Enfin, elle doit s'appuyer sur une ambition forte, fondée sur la conviction du caractère irremplaçable de l'apport à notre communauté nationale de celles et ceux qui ont fait le choix de s'y agréger.

En effet, si la politique d'intégration menée depuis 50 ans n'a pas toujours produit des fruits à la hauteur des espérances ou des moyens investis,

si, comme dans la plupart des domaines de l'action publique, il est possible de faire mieux, peut-être même beaucoup mieux,

on ne peut pas dire, pour autant, que notre politique d'intégration a échoué ou qu'elle serait en faillite.

Car s'il est de bonne guerre de dénoncer ce qui ne fonctionne pas, encore faut-il avoir l'honnêteté intellectuelle de reconnaître ce qui est satisfaisant.

Or, dans le domaine de l'intégration, et encore aujourd'hui, on ne peut qu'être surpris et étonné du nombre de jeunes et de moins jeunes qui ont, quelles que soient leurs origines, réussi à s'insérer parfaitement dans notre société et ont parfois connu des succès professionnels retentissants, dépassant le cadre de nos frontières.

Comme peuvent en témoigner ce matin les membres des différents jurys, les lauréats, le nombre impressionnant de candidats, vous-même, Monsieur le Ministre, ces réussites, plus ou moins grandes, sont bien réelles et innombrables.

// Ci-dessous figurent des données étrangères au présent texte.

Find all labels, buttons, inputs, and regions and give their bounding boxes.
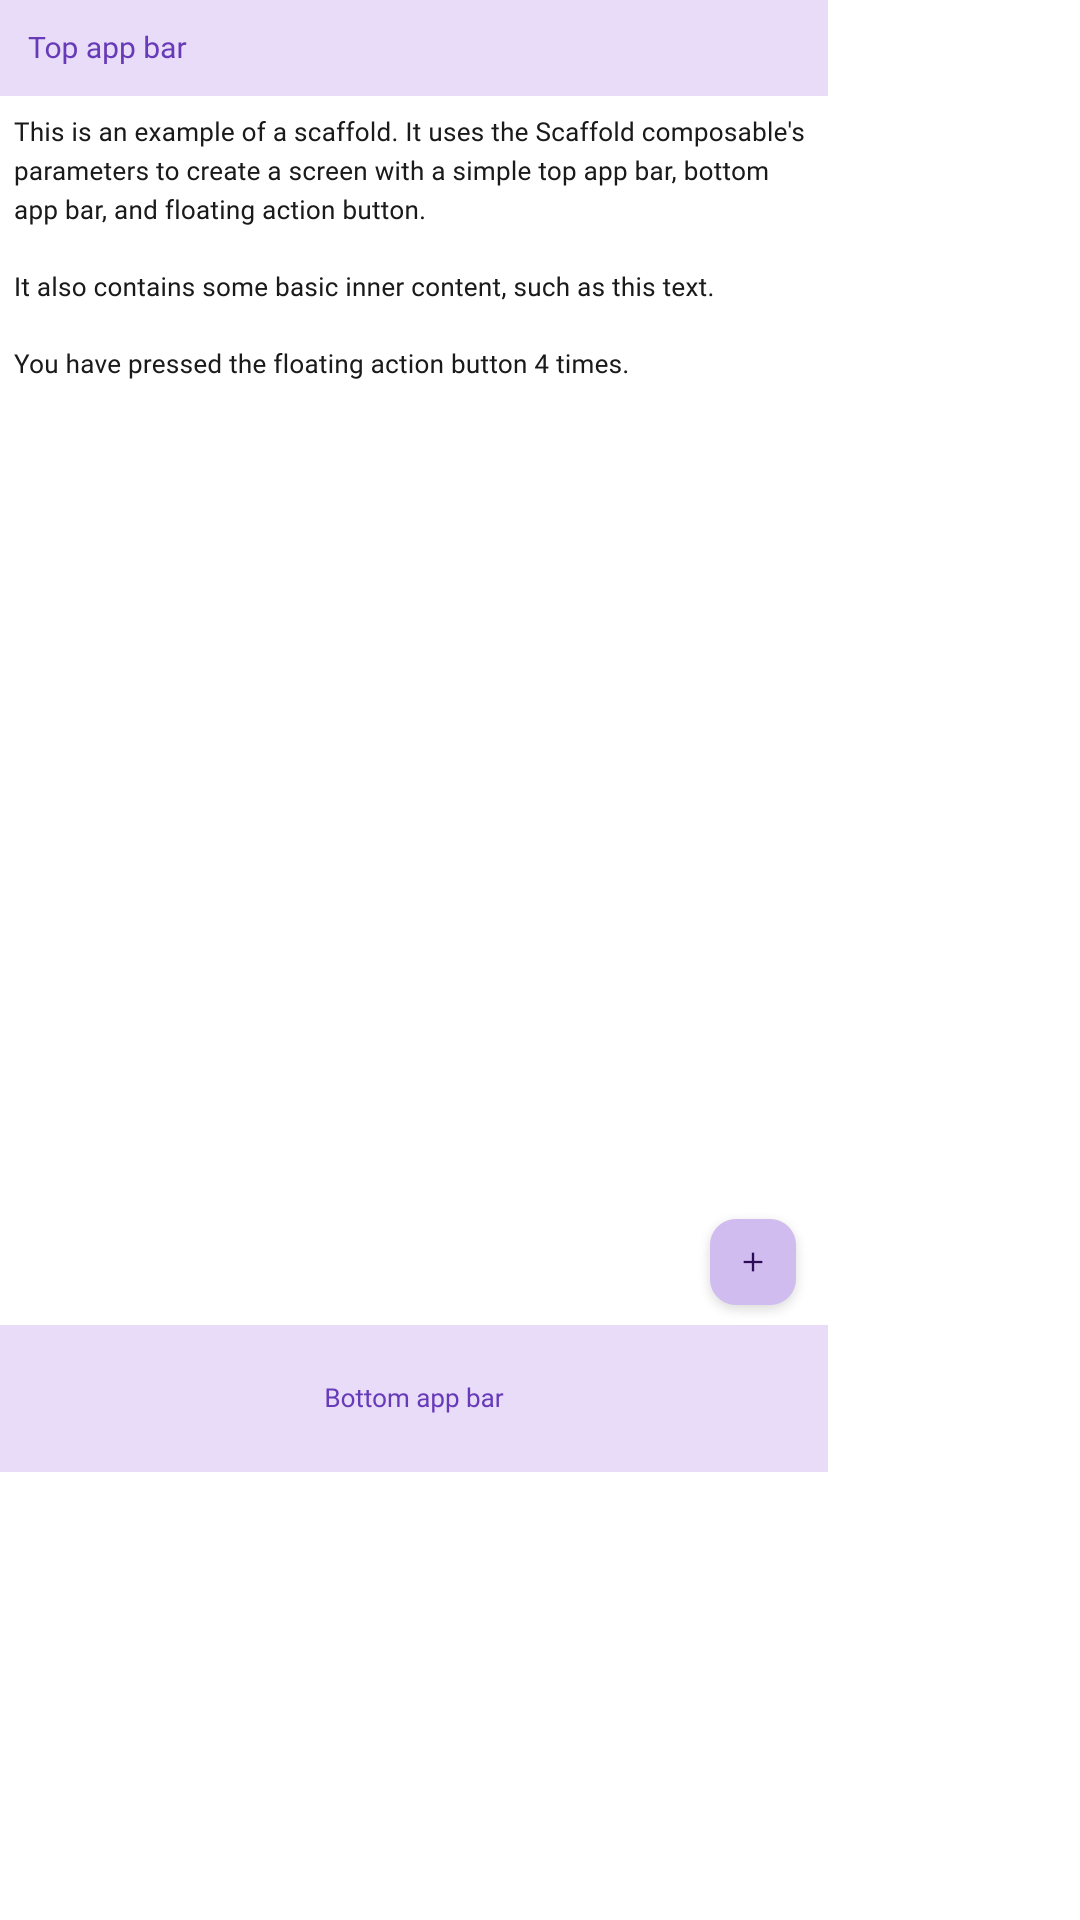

Elles doivent, comme ce forum, redonner espoir.

Elles doivent redonner espoir, d'abord à celles et à ceux qui, venus de loin, peuvent avoir le sentiment d'être rejetés par notre société alors même qu'ils désirent s'y épanouir. Je souhaite ardemment, que ce forum, que ces réussites puissent servir de repères, de références, notamment aux plus jeunes pour les aider à bâtir leur projet professionnel.

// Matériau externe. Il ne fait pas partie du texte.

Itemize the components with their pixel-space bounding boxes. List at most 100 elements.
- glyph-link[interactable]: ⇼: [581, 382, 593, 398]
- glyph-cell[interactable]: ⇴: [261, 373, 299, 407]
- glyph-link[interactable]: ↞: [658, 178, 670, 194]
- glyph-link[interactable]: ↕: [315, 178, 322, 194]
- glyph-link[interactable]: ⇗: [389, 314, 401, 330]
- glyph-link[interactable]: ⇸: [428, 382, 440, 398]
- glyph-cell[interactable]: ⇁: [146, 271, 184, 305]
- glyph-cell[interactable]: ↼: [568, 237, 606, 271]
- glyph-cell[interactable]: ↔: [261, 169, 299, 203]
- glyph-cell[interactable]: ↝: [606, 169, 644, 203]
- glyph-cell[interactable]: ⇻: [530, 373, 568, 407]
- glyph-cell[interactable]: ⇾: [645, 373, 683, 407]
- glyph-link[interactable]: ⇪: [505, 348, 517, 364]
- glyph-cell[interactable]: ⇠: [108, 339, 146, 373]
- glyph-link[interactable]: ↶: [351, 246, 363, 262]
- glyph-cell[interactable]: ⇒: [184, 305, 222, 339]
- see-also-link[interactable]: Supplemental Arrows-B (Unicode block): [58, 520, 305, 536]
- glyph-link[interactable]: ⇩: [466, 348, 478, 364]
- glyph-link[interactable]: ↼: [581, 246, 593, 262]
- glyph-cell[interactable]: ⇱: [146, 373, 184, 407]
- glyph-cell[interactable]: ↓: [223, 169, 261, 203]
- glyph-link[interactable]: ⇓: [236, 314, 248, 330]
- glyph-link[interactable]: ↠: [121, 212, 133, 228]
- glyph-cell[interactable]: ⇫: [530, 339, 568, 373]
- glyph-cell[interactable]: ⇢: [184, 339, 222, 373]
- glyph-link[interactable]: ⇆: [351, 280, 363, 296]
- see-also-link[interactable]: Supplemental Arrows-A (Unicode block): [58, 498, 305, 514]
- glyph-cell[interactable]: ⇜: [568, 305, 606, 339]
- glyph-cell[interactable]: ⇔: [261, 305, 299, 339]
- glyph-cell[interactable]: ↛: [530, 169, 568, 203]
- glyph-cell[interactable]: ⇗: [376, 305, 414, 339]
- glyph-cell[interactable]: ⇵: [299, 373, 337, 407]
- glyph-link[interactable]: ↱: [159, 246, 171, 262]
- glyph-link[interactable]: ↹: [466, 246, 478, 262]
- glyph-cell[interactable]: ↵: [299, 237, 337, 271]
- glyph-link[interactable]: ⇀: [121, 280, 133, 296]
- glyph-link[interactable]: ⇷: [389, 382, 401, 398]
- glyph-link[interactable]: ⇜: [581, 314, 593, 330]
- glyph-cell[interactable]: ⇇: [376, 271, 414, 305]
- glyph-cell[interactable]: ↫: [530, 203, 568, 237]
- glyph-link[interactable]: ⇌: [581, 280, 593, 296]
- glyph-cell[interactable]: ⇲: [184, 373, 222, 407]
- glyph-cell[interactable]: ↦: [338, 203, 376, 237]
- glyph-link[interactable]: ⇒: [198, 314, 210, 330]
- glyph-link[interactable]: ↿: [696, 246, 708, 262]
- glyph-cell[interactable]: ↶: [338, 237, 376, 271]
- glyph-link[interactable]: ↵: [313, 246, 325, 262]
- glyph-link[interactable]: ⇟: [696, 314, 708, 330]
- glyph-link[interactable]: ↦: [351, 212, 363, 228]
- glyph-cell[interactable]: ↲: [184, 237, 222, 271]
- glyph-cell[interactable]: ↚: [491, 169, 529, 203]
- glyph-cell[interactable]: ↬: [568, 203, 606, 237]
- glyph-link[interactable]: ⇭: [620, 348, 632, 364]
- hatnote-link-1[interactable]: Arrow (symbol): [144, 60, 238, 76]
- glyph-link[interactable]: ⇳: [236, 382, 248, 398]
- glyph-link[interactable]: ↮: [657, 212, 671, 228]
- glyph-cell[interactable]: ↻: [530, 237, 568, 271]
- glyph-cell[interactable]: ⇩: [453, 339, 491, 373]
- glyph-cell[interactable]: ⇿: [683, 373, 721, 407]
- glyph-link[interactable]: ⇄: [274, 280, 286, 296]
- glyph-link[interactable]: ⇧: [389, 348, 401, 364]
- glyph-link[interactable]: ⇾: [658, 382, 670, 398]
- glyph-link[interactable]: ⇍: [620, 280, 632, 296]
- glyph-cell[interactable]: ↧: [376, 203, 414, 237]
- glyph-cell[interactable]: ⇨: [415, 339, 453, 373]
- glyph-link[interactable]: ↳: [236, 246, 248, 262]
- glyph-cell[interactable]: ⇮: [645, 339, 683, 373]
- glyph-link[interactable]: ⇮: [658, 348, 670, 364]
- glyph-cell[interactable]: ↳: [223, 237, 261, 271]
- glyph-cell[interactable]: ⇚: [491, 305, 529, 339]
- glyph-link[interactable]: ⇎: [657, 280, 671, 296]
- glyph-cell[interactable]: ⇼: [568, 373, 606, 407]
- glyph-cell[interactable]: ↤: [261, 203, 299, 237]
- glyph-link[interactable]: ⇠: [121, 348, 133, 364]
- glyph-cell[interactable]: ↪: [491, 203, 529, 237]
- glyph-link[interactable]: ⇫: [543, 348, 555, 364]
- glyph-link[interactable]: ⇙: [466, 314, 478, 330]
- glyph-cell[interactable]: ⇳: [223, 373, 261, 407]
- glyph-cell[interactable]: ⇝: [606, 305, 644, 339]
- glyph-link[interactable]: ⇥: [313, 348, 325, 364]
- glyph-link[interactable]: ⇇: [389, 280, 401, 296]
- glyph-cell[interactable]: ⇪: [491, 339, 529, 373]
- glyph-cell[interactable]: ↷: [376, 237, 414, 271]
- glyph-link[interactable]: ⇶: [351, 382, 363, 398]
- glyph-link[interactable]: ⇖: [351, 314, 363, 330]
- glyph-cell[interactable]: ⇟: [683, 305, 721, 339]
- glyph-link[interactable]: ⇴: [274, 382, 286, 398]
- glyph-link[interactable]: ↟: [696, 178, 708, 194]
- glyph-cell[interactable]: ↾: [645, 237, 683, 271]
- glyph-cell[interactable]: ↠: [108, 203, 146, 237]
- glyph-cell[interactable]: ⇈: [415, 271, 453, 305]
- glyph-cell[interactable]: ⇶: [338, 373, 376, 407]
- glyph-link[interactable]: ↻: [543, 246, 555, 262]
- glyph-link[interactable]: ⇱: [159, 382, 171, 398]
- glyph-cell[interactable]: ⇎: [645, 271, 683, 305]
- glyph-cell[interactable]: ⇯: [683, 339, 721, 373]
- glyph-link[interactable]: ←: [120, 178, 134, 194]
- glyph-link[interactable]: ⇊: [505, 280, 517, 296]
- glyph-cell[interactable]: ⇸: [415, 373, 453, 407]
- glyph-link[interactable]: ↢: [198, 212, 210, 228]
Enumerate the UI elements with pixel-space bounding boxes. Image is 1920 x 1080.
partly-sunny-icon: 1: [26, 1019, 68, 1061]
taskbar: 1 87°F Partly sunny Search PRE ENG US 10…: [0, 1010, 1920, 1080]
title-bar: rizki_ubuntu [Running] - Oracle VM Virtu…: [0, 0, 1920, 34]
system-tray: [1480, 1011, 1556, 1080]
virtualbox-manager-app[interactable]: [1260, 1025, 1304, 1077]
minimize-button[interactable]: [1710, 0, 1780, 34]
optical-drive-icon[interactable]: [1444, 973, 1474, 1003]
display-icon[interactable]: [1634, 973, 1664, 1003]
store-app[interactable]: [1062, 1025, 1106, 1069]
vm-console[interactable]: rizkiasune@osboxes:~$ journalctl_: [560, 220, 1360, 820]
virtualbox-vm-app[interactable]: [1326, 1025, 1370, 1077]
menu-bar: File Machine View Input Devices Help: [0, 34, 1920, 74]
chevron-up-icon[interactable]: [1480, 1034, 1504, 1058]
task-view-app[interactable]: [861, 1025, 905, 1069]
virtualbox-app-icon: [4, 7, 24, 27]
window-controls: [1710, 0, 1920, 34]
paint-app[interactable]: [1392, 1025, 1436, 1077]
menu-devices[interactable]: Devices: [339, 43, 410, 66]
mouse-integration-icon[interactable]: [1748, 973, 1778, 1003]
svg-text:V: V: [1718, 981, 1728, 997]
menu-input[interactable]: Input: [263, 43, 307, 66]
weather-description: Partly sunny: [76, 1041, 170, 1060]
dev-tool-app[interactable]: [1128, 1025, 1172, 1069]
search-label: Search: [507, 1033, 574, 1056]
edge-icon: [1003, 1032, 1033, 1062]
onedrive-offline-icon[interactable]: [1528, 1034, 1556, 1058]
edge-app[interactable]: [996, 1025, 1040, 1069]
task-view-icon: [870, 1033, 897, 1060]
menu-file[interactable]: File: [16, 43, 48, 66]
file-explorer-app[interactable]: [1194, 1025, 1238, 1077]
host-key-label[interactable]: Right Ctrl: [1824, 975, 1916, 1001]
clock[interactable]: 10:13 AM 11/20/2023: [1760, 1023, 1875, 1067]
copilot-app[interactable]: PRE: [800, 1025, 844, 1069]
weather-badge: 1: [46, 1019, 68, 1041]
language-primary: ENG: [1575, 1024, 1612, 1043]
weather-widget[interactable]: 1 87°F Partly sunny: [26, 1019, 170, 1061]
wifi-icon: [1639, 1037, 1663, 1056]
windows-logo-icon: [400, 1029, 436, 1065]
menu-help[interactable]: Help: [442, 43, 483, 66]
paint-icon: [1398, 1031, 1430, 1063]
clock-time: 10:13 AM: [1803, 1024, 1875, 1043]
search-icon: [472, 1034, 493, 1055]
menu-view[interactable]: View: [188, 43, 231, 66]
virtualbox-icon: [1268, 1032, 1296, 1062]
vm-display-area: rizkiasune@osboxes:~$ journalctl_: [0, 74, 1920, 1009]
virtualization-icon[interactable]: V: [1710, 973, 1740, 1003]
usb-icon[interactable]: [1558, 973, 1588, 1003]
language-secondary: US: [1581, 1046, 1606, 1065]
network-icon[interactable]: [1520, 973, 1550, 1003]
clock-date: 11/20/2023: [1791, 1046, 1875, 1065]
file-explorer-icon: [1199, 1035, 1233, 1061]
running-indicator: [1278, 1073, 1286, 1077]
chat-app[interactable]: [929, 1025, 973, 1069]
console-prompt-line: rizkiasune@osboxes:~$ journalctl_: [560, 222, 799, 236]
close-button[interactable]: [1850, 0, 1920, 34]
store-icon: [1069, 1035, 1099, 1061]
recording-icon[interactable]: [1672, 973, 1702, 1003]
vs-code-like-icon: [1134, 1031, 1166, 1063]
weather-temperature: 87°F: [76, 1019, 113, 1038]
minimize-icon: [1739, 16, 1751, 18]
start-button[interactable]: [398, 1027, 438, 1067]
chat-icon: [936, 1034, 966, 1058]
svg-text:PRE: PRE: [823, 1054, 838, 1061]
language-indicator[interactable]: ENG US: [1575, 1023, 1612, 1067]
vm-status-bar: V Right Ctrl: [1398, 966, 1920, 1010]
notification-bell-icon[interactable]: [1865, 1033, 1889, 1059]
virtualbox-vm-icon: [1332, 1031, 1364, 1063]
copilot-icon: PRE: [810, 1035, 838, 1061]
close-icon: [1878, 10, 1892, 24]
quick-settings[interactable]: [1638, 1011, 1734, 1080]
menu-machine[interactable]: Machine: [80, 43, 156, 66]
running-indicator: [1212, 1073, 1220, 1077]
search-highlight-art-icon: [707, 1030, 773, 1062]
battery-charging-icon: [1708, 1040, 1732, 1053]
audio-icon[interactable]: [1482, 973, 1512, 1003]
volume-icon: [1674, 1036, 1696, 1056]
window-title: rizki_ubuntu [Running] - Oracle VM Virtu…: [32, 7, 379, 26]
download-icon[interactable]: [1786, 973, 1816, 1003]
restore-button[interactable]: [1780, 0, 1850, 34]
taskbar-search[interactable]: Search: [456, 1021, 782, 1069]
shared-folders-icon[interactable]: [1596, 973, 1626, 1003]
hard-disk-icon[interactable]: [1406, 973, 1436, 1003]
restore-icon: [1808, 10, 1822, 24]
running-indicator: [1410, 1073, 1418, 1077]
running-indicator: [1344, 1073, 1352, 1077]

Elles doivent redonner espoir aussi aux acteurs politiques en leur montrant que les efforts considérables déployés depuis des années, par l'État, par les élus locaux, par tous les acteurs associatifs ne l'ont pas été en vain et qu'ils peuvent donc continuer à s'investir.

Alors, pour conclure, je voudrais adresser un grand merci à toutes celles et à tous ceux qui nous montrent aujourd'hui que l'intégration dans notre pays est possible, que l'on peut y réussir, quelles que soient ses origines et leur rendre un hommage appuyé pour les efforts extrêmement importants qu'ils ont dû déployer afin d'y parvenir.